Notes and quotes from MOVE Congress 2014 Workshop 1: How can school children become more active?
By Roxana Chiriac
Niamh Murphy, from Waterford Institute of Technology, Health Behaviour Research Department, Ireland led the keenly anticipated workshop on programmes that have been successful in getting school children active in cities around the world.
The first experienced speaker to tackle the important issue was William Bird, the CEO of Intelligent Health UK, who presented his project, “Beat the Street”. This innovative walking and cycling competition for school children has made the city of Reading in the UK more active than ever, as the children and their parents walked to the moon and back over just 5 weeks. How was that possible? Technology played a big role, with every child having to swipe a chip on Beatboxes placed in strategic points across the town, and fun was the biggest motivator.

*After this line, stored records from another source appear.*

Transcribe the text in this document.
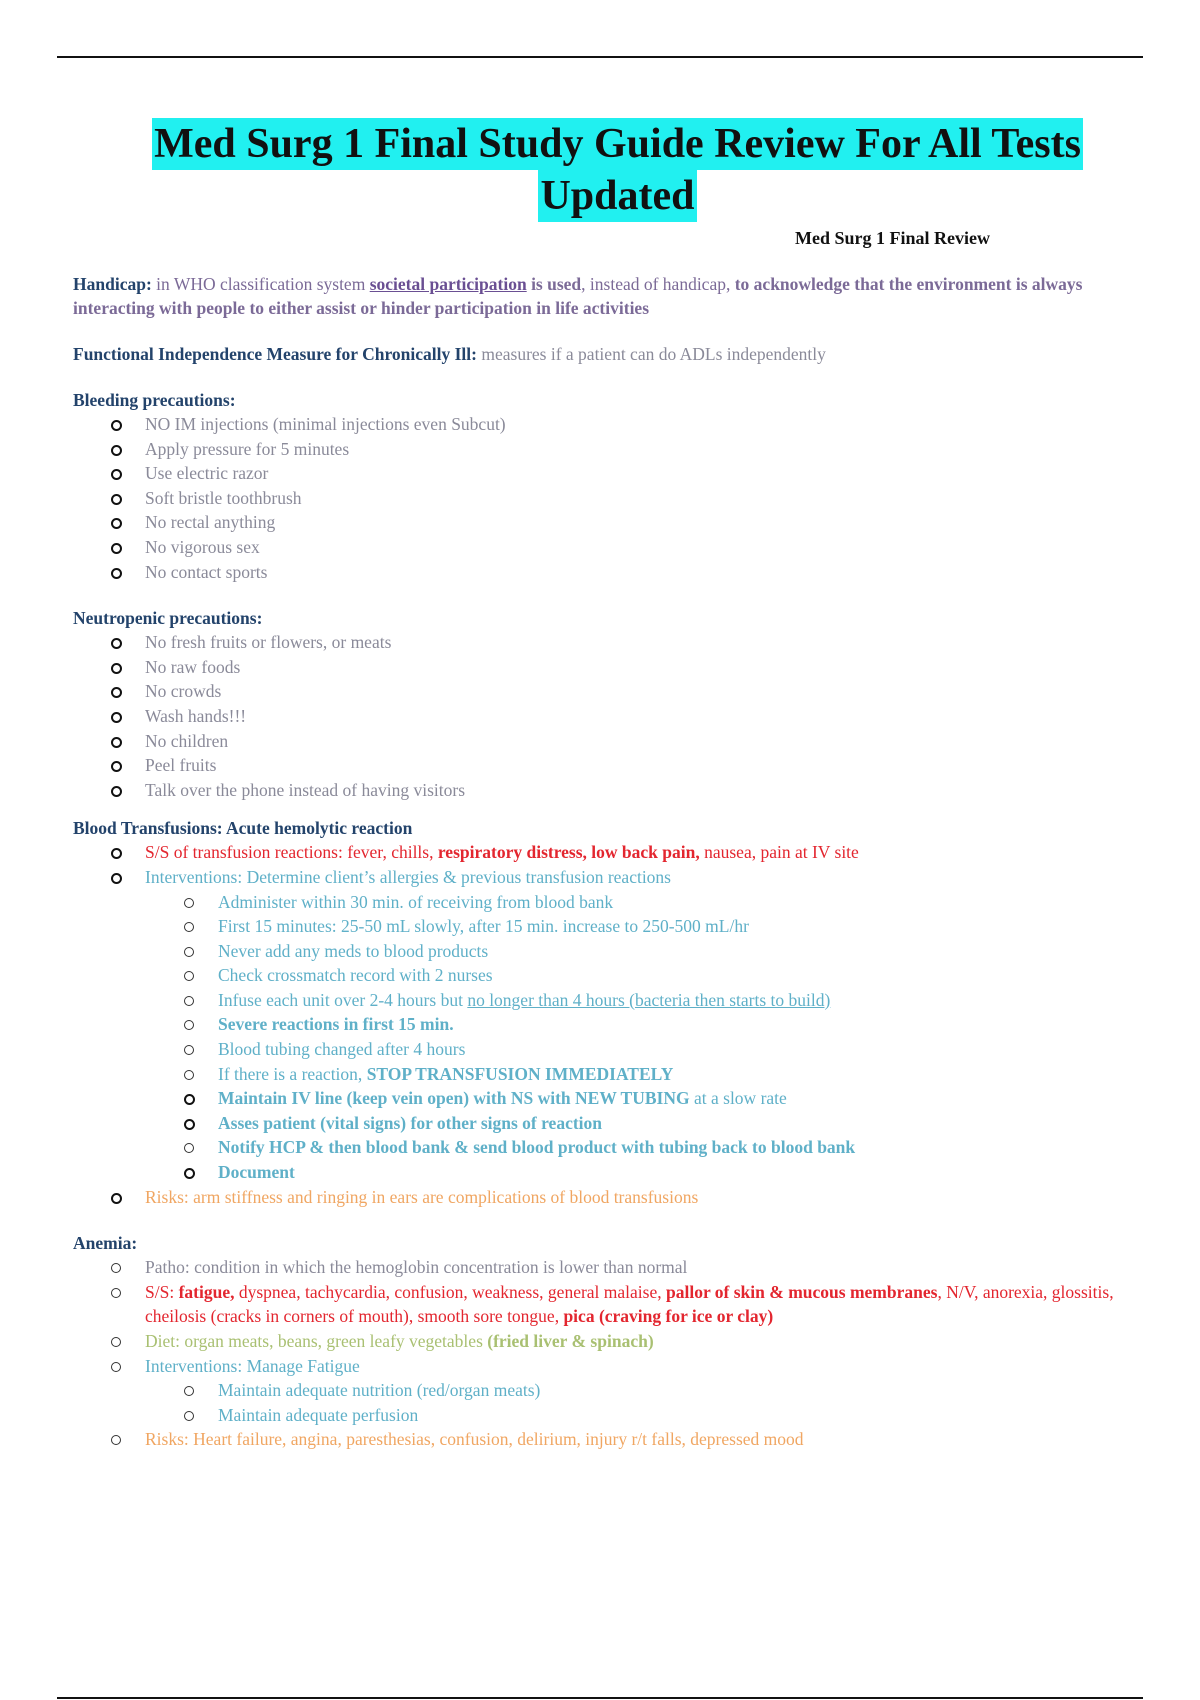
Med Surg 1 Final Study Guide Review For All Tests
Updated
Med Surg 1 Final Review

Handicap: in WHO classification system societal participation is used, instead of handicap, to acknowledge that the environment is always interacting with people to either assist or hinder participation in life activities

Functional Independence Measure for Chronically Ill: measures if a patient can do ADLs independently

Bleeding precautions:

NO IM injections (minimal injections even Subcut)
Apply pressure for 5 minutes
Use electric razor
Soft bristle toothbrush
No rectal anything
No vigorous sex
No contact sports

Neutropenic precautions:

No fresh fruits or flowers, or meats
No raw foods
No crowds
Wash hands!!!
No children
Peel fruits
Talk over the phone instead of having visitors

Blood Transfusions: Acute hemolytic reaction

S/S of transfusion reactions: fever, chills, respiratory distress, low back pain, nausea, pain at IV site
Interventions: Determine client’s allergies & previous transfusion reactions
Administer within 30 min. of receiving from blood bank
First 15 minutes: 25-50 mL slowly, after 15 min. increase to 250-500 mL/hr
Never add any meds to blood products
Check crossmatch record with 2 nurses
Infuse each unit over 2-4 hours but no longer than 4 hours (bacteria then starts to build)
Severe reactions in first 15 min.
Blood tubing changed after 4 hours
If there is a reaction, STOP TRANSFUSION IMMEDIATELY
Maintain IV line (keep vein open) with NS with NEW TUBING at a slow rate
Asses patient (vital signs) for other signs of reaction
Notify HCP & then blood bank & send blood product with tubing back to blood bank
Document
Risks: arm stiffness and ringing in ears are complications of blood transfusions

Anemia:

Patho: condition in which the hemoglobin concentration is lower than normal
S/S: fatigue, dyspnea, tachycardia, confusion, weakness, general malaise, pallor of skin & mucous membranes, N/V, anorexia, glossitis, cheilosis (cracks in corners of mouth), smooth sore tongue, pica (craving for ice or clay)
Diet: organ meats, beans, green leafy vegetables (fried liver & spinach)
Interventions: Manage Fatigue
Maintain adequate nutrition (red/organ meats)
Maintain adequate perfusion
Risks: Heart failure, angina, paresthesias, confusion, delirium, injury r/t falls, depressed mood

From Miami, Florida, Dr. Jane Greenberg presented the US President’s Council on Fitness, Sports and Nutrition’s “Let’s MOVE”, a Michelle Obama initiative. The project focuses on making physical activity a priority in schools. 200 schools are already involved and for 60 min per day, the children can try a wide variety of activities, such as kayaking, snorkelling, walking tours, swimming and other traditional sports. Greenberg said the project aims to prove that “Active kids are better performers” in schools. A similar program for disabled children has also been implemented, under the slogan “I can do it, you can do it” promotinh 30 minutes of daily physical activity.
Alessandra Marin from the University of Trieste in Italy, presented the PediBUS project, which aims at “regenerating public spaces by making more walkable paths”. PediBUS is in fact “a bus made by children that walk from home to school, accompanied by an adult, on specially marked walking paths”.
A workshop is not complete if there isn’t any input from the participants; therefore, a debate was started around how technology can help in the process of moving children, how the disabled children can be included in the moving scheme but also how to become sustainable with these initiatives.
“If we don’t involve technology, we are losing the children”, stated Jane Greenberg, as we must keep up with them.
William has also introduced the “nudge theory” in relation to keep the children in walking and being active: “The nudge got them to do it for another reason, but it became enjoyable and the reason has shifted”.
A successful workshop gave the participants and the speakers to find solutions and share experiences on how we can activate schools in a sustainable way.